China’s growing economic footprint in the region, coinciding with diminished American moral leadership, has given local authoritarians cover for their repression. Beijing has readily invested in countries with poor human rights records, weakening the power of Western financial sanctions.
That Chinese aid allows countries like Cambodia to ignore Washington’s threats to tie its assistance to political reforms. And Myanmar’s neighbors, China and India included, have supplied the military with its weapons of war.
“Over the past few years, who was there to say that democracy was in free-fall in Southeast Asia, to oppose authoritarians and military coups?” said Bridget Welsh, a regional political analyst at the University of Nottingham Asia Research Institute Malaysia.
But in some places, at least, the rising oppression has hardened dissidents’ resolve. Protesters in Thailand, who gathered by the hundreds of thousands last year, have resumed their rallies, even though most of their young leaders are now in prison.
As the riot police fired rubber bullets near the Grand Palace in Bangkok last month, Thip Tarranitikul said she wanted to erase the military from politics.
“The longer they stay, the more they get addicted to power,” she said. “And when they are addicted to power, then they start oppressing the people.”
Power from the barrel of the gun cannot buy popularity. In Myanmar, Senior Gen. Min Aung Hlaing, the army chief, appears to have underestimated the people’s commitment to democratic change. Millions have marched against him. Millions have also joined nationwide strikes meant to stop his government from functioning.
There is little reason to believe the military will back down, given its decades in power. Over the past two months, it has killed more than 700 civilians, according to a monitoring group. Thousands have been arrested, including medics, reporters, a model, a comedian and a beauty blogger.
But the resistance has demographics on its side.
Southeast Asia may be ruled by old men, but more than half its population is under 30. Myanmar’s reforms over the past decade benefited young people who eagerly connected to the world. In Thailand, this same cohort is confronting the old hierarchies of military and monarchy.
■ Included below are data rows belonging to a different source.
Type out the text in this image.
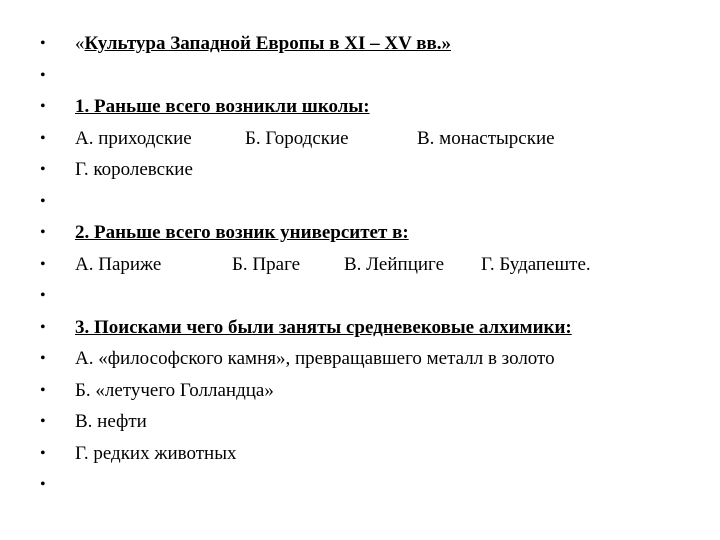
• «Культура Западной Европы в XI – XV вв.»
•
• 1. Раньше всего возникли школы:
• А. приходские	Б. Городские	В. монастырские
• Г. королевские
•
• 2. Раньше всего возник университет в:
• А. Париже	Б. Праге В. Лейпциге Г. Будапеште.
•
• 3. Поисками чего были заняты средневековые алхимики:
• А. «философского камня», превращавшего металл в золото
• Б. «летучего Голландца»
• В. нефти
• Г. редких животных
•
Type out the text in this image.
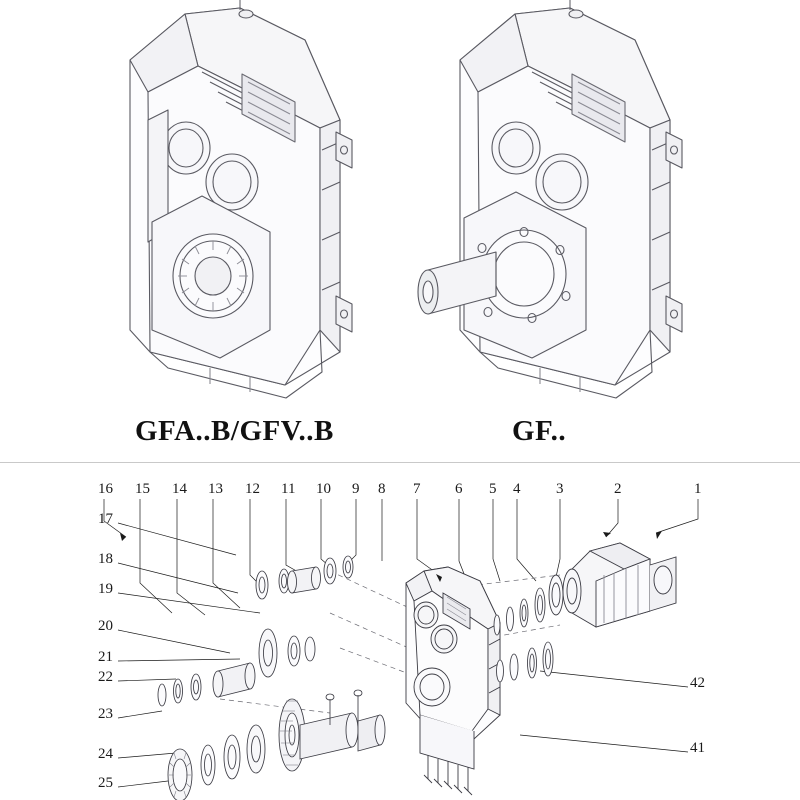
GFA..B/GFV..B	GF..
16 15 14 13 12 11 10 9 8 7 6 5 4 3	2	1
17
18
19
20
21
22
23
24
25
42
41
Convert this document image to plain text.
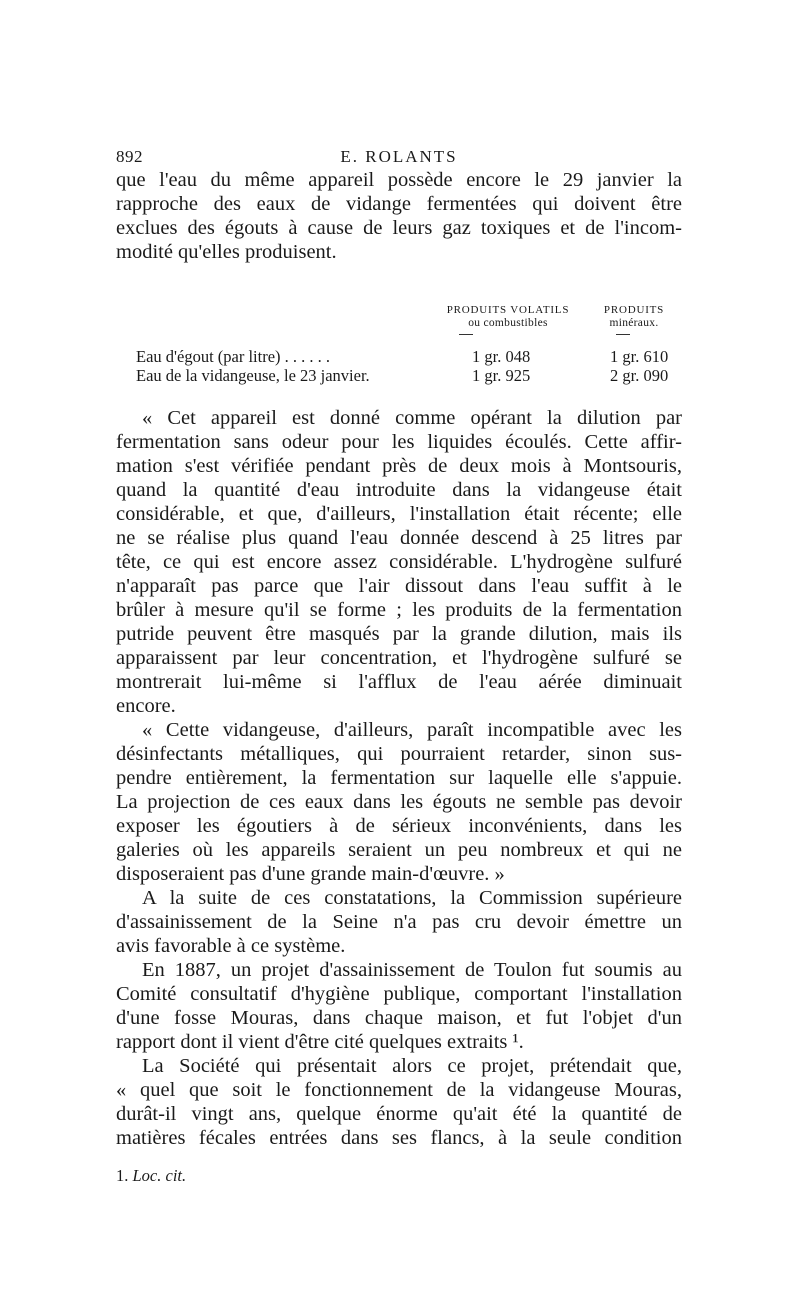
892	E. ROLANTS

que l'eau du même appareil possède encore le 29 janvier la

rapproche des eaux de vidange fermentées qui doivent être

exclues des égouts à cause de leurs gaz toxiques et de l'incom-

modité qu'elles produisent.

PRODUITS VOLATILS
ou combustibles
PRODUITS
minéraux.
Eau d'égout (par litre) . . . . . .	1 gr. 048	1 gr. 610
Eau de la vidangeuse, le 23 janvier.	1 gr. 925	2 gr. 090

« Cet appareil est donné comme opérant la dilution par

fermentation sans odeur pour les liquides écoulés. Cette affir-

mation s'est vérifiée pendant près de deux mois à Montsouris,

quand la quantité d'eau introduite dans la vidangeuse était

considérable, et que, d'ailleurs, l'installation était récente; elle

ne se réalise plus quand l'eau donnée descend à 25 litres par

tête, ce qui est encore assez considérable. L'hydrogène sulfuré

n'apparaît pas parce que l'air dissout dans l'eau suffit à le

brûler à mesure qu'il se forme ; les produits de la fermentation

putride peuvent être masqués par la grande dilution, mais ils

apparaissent par leur concentration, et l'hydrogène sulfuré se

montrerait lui-même si l'afflux de l'eau aérée diminuait

encore.

« Cette vidangeuse, d'ailleurs, paraît incompatible avec les

désinfectants métalliques, qui pourraient retarder, sinon sus-

pendre entièrement, la fermentation sur laquelle elle s'appuie.

La projection de ces eaux dans les égouts ne semble pas devoir

exposer les égoutiers à de sérieux inconvénients, dans les

galeries où les appareils seraient un peu nombreux et qui ne

disposeraient pas d'une grande main-d'œuvre. »

A la suite de ces constatations, la Commission supérieure

d'assainissement de la Seine n'a pas cru devoir émettre un

avis favorable à ce système.

En 1887, un projet d'assainissement de Toulon fut soumis au

Comité consultatif d'hygiène publique, comportant l'installation

d'une fosse Mouras, dans chaque maison, et fut l'objet d'un

rapport dont il vient d'être cité quelques extraits ¹.

La Société qui présentait alors ce projet, prétendait que,

« quel que soit le fonctionnement de la vidangeuse Mouras,

durât-il vingt ans, quelque énorme qu'ait été la quantité de

matières fécales entrées dans ses flancs, à la seule condition

1. Loc. cit.
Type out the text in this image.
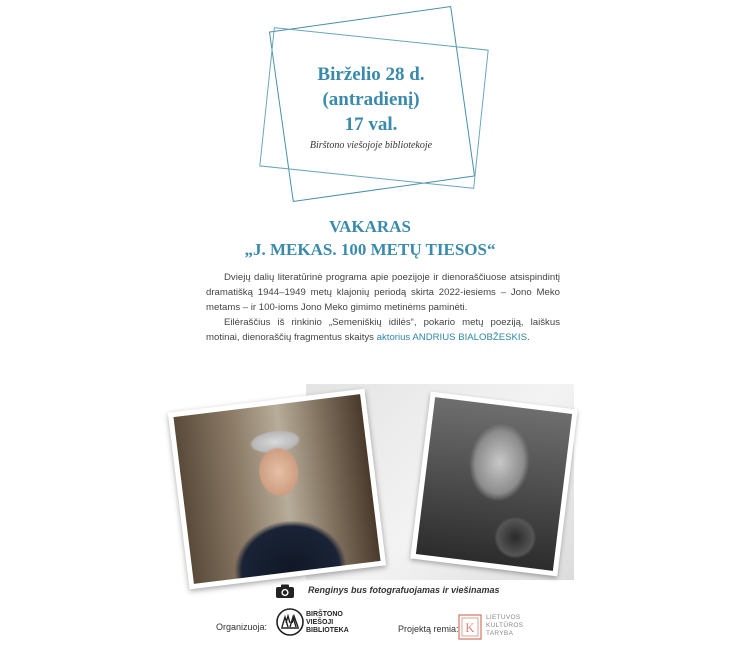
Birželio 28 d.
(antradienį)
17 val.
Birštono viešojoje bibliotekoje
VAKARAS
„J. MEKAS. 100 METŲ TIESOS“

Dviejų dalių literatūrinė programa apie poezijoje ir dienoraščiuose atsispindintį dramatišką 1944–1949 metų klajonių periodą skirta 2022-iesiems – Jono Meko metams – ir 100-ioms Jono Meko gimimo metinėms paminėti.

Eilėraščius iš rinkinio „Semeniškių idilės“, pokario metų poeziją, laiškus motinai, dienoraščių fragmentus skaitys aktorius ANDRIUS BIALOBŽESKIS.

Renginys bus fotografuojamas ir viešinamas
Organizuoja:
BIRŠTONO
VIEŠOJI BIBLIOTEKA	Projektą remia: K
LIETUVOS
KULTŪROS
TARYBA
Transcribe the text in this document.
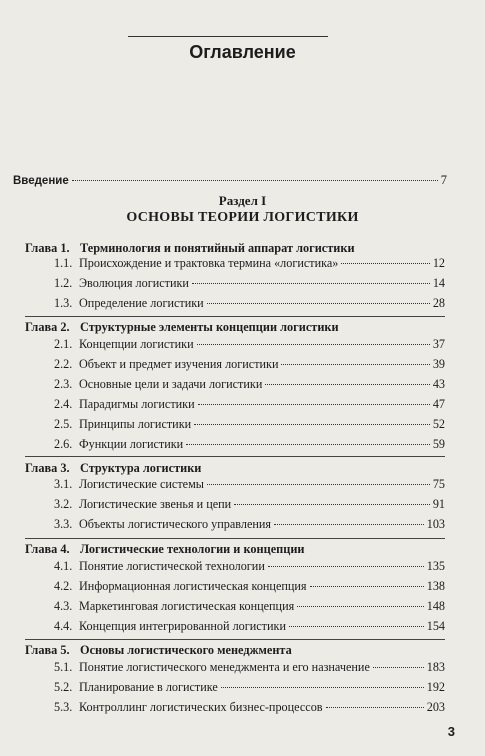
Оглавление
Введение	7
Раздел I
ОСНОВЫ ТЕОРИИ ЛОГИСТИКИ
Глава 1. Терминология и понятийный аппарат логистики
1.1. Происхождение и трактовка термина «логистика»	12
1.2. Эволюция логистики	14
1.3. Определение логистики	28
Глава 2. Структурные элементы концепции логистики
2.1. Концепции логистики	37
2.2. Объект и предмет изучения логистики	39
2.3. Основные цели и задачи логистики	43
2.4. Парадигмы логистики	47
2.5. Принципы логистики	52
2.6. Функции логистики	59
Глава 3. Структура логистики
3.1. Логистические системы	75
3.2. Логистические звенья и цепи	91
3.3. Объекты логистического управления	103
Глава 4. Логистические технологии и концепции
4.1. Понятие логистической технологии	135
4.2. Информационная логистическая концепция	138
4.3. Маркетинговая логистическая концепция	148
4.4. Концепция интегрированной логистики	154
Глава 5. Основы логистического менеджмента
5.1. Понятие логистического менеджмента и его назначение	183
5.2. Планирование в логистике	192
5.3. Контроллинг логистических бизнес-процессов	203
3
Regional defenders of democracy, including the besieged dissidents of nearby Hong Kong, have formed what they call the Milk Tea Alliance online, referring to a shared affinity for the sweet brew. (Twitter recently gave the movement its own emoji.) On encrypted apps, they trade tips for protecting themselves from tear gas and bullets. They have also bonded over the disproportionate impact the pandemic has had on young workers, in countries where income inequality is growing wider.
“The youth of Southeast Asia, these young digital natives, they inherently despise authoritarianism because it doesn’t jibe with their democratic lifestyle. They aren’t going to give up fighting back,” said Mr. Thitinan of Chulalongkorn University. “That’s why, as bad as things may seem now, authoritarianism in the region is not a permanent condition.”
In Yangon, the largest city in Myanmar, protesters have faced the military’s rifles with a sense of an existential mission.
“I’m not afraid to die,” said Ko Nay Myo Htet, a high school student manning one of the barricades built to defend neighborhoods. “I want a better life for the future generation.”
Muktita Suhartono contributed reporting.